Above: Siemens Energy H class gas turbine
The new combined cycle plant at Eumseong, to be commissioned in late 2024, will be built instead of a previously planned 1000 MW coal-fired power plant that was cancelled following a change in the South Korean government’s environmental policy.
The new plant will operate on re-gasified liquefied natural gas (LNG). The switch to gas combined cycle is estimated to reduce CO2 emissions by as much as 3.7 million tons per year compared to a similar coal power plant, Siemens estimates.
Eumseong unit 1, the first of two planned combined cycle units at the site, will have an installed capacity of 571 MWe.
Siemens Energy’s scope of supply includes a SGT6-9000HL gas turbine, a SST-5000 steam turbine, a SGen-3000W generator, and an SPPA-T3000 control system.

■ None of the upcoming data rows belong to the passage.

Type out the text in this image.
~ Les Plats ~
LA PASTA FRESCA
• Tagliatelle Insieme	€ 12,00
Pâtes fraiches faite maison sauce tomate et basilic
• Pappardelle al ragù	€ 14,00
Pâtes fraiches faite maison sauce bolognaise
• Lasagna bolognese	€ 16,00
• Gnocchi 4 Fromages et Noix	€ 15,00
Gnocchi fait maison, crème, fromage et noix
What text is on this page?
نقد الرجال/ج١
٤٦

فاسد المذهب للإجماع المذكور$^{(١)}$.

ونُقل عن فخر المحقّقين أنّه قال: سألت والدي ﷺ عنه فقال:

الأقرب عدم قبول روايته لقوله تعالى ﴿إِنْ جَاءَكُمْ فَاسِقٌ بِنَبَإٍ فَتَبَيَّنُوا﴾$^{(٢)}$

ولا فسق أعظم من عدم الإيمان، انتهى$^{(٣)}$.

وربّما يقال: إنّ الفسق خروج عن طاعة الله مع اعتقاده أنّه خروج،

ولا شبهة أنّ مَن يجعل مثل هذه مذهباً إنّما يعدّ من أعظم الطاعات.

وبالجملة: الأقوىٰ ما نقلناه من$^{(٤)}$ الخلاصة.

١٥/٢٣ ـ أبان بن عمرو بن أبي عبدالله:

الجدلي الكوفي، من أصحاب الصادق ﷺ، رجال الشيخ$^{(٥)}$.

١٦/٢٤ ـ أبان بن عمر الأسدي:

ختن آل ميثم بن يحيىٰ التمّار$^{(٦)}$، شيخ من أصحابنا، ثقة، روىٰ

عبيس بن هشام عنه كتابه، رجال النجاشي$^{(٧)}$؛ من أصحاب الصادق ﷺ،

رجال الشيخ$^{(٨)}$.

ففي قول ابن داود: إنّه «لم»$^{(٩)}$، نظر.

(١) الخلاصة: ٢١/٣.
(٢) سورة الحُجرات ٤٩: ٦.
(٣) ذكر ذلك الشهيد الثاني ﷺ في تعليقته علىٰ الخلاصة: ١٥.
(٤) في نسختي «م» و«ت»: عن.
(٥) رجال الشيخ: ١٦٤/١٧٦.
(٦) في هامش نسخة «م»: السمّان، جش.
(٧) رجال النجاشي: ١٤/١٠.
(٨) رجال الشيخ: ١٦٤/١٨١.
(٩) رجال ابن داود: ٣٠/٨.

The order also includes a long-term part management contract for the gas turbine, technical field advisory services, and digital services including diagnostics services, continuous performance optimisation, and compressor condition performance- monitoring, which will “improve asset utilisation, reliability, and availability while also reducing operating and maintenance costs.”
EPC specialist POSCO E&C, which has completed numerous projects with Siemens Energy in South Korea in the past, will be responsible for constructing the plant. “Thanks to its ergonomic design and architecture, the power plant has a compact footprint and fits very well into its surroundings", says Siemens.